Yücelciler İçin İade-i İtibar Davası Açıldı
Rumeli Türkleri Kültür ve Dayanışma Derneği, üyelerinden gelen talep üzerine Makedonya Savcılığı’na İade-i İtibar davası açtı. Konuya ilişkin açıklamalarda bulunan Rumeli Türkleri Kültür ve Dayanışma Derneği Başkanı Sadullah Sipahioğlu, Yücelcilerin hak ettikleri itibarı görmeleri için böyle bir girişimde bulunduklarını aktardı.
Sipahioğlu, “Sürecin başlatılması için bize bu fikir Yücel varislerinden çıktı. İdam edilen Yücelci merhum Nazmi Ömer Yakup’un eşi Hacer Hanım bizim derneğimizde yıllarca kadın kollarında faaliyet gösteren biriydi. Bu konuları konuştuğumuzda, hep ölmeden önce eşinin mezarını görmek istediğini söylerdi” derken, Balkanlar’daki siyasi konjüktörün değiştiğini hissettiklerinden dolayı bu girişime başlattıkları belirtti.
Dört Yücel şehidinin düzmece mahkemeler tarafından yargılandığını hatırlatan Sipahoğlu, “Onların suçsuz olduğunu bu davayla kanıtlamak ve bunun yanı sıra onların mezarlarının bulunup dört şehidimize anıt mezar yaptırmak istiyoruz” ifadelerini kullandı.
Yücelcilerin sadece Makedonya Türkleri için değil Balkanlar’daki Türkler için önemli bir teşkilat olduğunu vurgulayan Sipahioğlu, “Bu teşkilatın tek isteği ve talebi Türkleri örgütlemek ve yarın doğabilecek belli paylaşımlarda Türk haklarını savunmak.

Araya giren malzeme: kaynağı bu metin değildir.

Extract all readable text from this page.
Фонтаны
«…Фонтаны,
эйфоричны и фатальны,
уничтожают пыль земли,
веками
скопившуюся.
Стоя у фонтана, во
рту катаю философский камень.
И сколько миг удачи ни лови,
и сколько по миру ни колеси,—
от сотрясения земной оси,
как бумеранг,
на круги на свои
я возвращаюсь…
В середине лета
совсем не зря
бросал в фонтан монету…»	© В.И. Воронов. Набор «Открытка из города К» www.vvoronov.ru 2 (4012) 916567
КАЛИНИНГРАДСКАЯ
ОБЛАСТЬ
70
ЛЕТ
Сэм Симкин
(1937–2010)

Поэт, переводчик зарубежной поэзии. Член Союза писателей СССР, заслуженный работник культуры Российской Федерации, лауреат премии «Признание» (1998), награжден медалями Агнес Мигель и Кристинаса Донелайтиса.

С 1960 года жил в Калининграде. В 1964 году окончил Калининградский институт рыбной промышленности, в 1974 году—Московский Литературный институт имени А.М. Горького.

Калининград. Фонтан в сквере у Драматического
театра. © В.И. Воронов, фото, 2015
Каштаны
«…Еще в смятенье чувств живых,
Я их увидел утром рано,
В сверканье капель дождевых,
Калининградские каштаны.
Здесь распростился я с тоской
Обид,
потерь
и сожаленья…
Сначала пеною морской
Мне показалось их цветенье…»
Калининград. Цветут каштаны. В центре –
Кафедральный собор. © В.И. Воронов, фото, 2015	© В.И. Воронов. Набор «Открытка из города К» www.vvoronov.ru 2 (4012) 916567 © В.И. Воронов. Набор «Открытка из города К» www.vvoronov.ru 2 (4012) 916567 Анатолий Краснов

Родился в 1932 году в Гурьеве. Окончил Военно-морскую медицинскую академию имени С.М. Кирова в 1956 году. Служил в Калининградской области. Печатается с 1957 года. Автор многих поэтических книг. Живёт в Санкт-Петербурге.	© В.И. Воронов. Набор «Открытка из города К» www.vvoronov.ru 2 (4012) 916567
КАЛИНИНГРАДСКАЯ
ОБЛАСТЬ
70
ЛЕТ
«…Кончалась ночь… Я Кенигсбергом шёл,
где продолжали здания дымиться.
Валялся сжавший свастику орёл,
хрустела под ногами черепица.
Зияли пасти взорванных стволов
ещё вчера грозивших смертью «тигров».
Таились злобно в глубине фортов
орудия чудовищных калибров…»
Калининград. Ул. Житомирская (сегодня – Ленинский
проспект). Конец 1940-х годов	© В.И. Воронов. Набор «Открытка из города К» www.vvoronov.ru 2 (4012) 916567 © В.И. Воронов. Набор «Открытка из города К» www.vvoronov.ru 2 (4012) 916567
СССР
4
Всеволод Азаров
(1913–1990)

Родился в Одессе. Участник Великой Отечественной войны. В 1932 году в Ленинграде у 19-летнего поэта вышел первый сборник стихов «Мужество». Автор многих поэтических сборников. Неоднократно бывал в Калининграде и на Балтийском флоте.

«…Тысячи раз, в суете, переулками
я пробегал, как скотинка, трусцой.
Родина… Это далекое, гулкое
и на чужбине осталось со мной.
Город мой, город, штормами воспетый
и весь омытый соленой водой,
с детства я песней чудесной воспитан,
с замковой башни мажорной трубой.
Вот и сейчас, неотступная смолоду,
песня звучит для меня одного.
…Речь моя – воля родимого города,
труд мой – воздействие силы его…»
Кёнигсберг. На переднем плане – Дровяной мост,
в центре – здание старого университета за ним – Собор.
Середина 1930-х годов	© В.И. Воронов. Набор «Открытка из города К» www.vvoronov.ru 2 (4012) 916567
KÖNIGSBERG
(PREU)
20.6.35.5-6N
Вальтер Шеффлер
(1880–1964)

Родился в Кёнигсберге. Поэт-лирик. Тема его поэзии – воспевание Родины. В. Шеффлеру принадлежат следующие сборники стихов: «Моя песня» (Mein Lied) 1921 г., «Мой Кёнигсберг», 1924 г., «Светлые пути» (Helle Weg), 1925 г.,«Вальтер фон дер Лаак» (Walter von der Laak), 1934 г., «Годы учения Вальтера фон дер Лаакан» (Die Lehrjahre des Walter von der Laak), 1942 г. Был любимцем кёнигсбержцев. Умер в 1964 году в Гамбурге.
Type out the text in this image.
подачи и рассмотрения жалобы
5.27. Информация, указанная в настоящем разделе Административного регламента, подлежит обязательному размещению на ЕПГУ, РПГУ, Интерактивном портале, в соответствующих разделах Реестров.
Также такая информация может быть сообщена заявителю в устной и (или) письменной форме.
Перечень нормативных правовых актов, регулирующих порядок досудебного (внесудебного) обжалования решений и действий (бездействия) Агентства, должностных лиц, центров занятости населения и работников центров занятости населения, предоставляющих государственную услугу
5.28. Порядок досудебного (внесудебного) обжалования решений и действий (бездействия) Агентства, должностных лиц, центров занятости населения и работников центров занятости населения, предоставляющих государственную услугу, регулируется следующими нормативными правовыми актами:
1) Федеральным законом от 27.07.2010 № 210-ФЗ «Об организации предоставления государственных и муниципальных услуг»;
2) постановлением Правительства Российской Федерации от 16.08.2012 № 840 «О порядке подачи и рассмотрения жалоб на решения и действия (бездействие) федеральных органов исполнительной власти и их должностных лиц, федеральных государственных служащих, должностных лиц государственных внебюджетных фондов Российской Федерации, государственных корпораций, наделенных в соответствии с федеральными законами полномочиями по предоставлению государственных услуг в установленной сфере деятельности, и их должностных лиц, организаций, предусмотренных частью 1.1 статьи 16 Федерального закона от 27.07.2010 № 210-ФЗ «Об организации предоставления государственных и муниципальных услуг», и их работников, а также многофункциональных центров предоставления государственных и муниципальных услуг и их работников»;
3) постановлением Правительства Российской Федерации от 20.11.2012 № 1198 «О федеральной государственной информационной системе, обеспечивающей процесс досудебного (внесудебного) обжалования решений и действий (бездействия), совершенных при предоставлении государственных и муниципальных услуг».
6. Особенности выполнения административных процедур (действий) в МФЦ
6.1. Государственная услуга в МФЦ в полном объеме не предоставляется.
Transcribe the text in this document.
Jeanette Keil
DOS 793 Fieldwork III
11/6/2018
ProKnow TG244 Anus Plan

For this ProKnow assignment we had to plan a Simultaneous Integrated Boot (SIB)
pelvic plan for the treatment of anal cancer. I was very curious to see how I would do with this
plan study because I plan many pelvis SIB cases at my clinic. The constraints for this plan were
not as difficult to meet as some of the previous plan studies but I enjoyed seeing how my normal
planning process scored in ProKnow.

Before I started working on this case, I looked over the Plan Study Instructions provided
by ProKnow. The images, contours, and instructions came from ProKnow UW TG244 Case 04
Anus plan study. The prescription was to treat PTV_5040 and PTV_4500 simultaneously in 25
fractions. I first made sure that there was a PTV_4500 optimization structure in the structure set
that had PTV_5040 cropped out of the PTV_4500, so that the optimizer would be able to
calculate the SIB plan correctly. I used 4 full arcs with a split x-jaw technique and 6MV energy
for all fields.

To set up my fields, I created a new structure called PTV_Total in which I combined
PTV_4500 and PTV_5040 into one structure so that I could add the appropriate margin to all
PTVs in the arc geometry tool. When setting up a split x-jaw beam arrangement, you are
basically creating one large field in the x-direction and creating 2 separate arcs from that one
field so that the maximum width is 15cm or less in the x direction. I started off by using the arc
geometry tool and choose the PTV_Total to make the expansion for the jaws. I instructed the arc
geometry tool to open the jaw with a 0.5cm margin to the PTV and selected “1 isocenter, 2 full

Bundan esinlenerek hem Bosna’da hem de Kosova’da böyle bir teşkilat kurulmuştur. Örgütlü ve beyin gücü açısından en güçlü olduğu için en büyük faturayı bu teşkilat ödemiştir Türklük adına” sözlerini kullandı.
Birlik gazetesinin Yücel teşkilatı tarafından kurulduğu gibi Tefeyyüz ilkokulunun ilk öğretmenlerini bu teşkilatın üyeleri olduğunu aktaran Sipahioğlu, Makedonya’daki Türk halkının bunları bugüne kadar yeteri kadar dillendirmediğini, sahip çıkmadığını ve gerektiği kadar anmayıp yeni nesillere anlatmadığını belirtti.
Avukatın, Makedon makamlarında arşivlere bakarak bütün mahkeme süreçlerini inceleyeceğini söyleyen Sipahioğlu, iade-i itibardan başlayarak merhumların mezarlarına kadar olayı takip edeceklerini ifade etti.
Guşev: “Yücelciler haksız şekilde yargılandı”
Avukat Ventsislav Guşev, bu davanın Makedonya’da yaşanan karanlık anların aydınlatılması için önemli olduğuna değindi. Guşev, “Türk entelektüellerini bir kısmı benim görüşlerime göre siyasi düzmece bir mahkeme süreciyle idama mahkum edildi veya sürgüne gönderildi. Geçen yıldan bu yana topladığımız verilere göre bütün mahkeme sürecinin büyük bir hızla gasp edici bir şekilde gerçekleşti. Bu da ‘Yücel Terör örgütü’ olarak adlandırılan teşkilatın masum olduğunu kanıtlayabilecek delillerin ortaya çıkmasına engel oldu” diyerek önemli bir noktaya parmak bastı.
Makedonya’da daha önce Metodiya Andonoviç – Çento hakkında böyle bir dava açıldığını ve başarıya ulaşıldığını hatırlatan Guşev, Adalet Bakanlığı, Devlet Arşivleri ile Savcılıktan destek göreceklerini umduğunu sözlerine ekledi.
Maddi tazminat davasında bulunmayacaklarını vurgulayan Guşev, “Haksız yargılanmanın kanıtlanması ve merhumların mezarlarının bulunarak ailelerinin burada çiçek bırakabilmesini istiyoruz. Bizim herhangi bir maddi tazminat talebimiz yok. Sadece idam edilen ve sürgüne gönderilen teşkilat üyelerini itibarının geri alınmasını istiyoruz” dedi.
Guşev, “Mahkeme sürecinin en fazla altı ay süreceğini tahmin ediyorum. İade-i itibar davasının ardından, merhumlarının mezarlarının kesinlik kazanması gerekli. Haksızlıklar ve yanlış kararları hatırlamak adına burada bir anıtın yapılması dünya genelinde bir etik prensiptir” diyerek sözlerini noktaladı.
- Bu haber 02-01-2013 tarihinde yayınlanmıştır.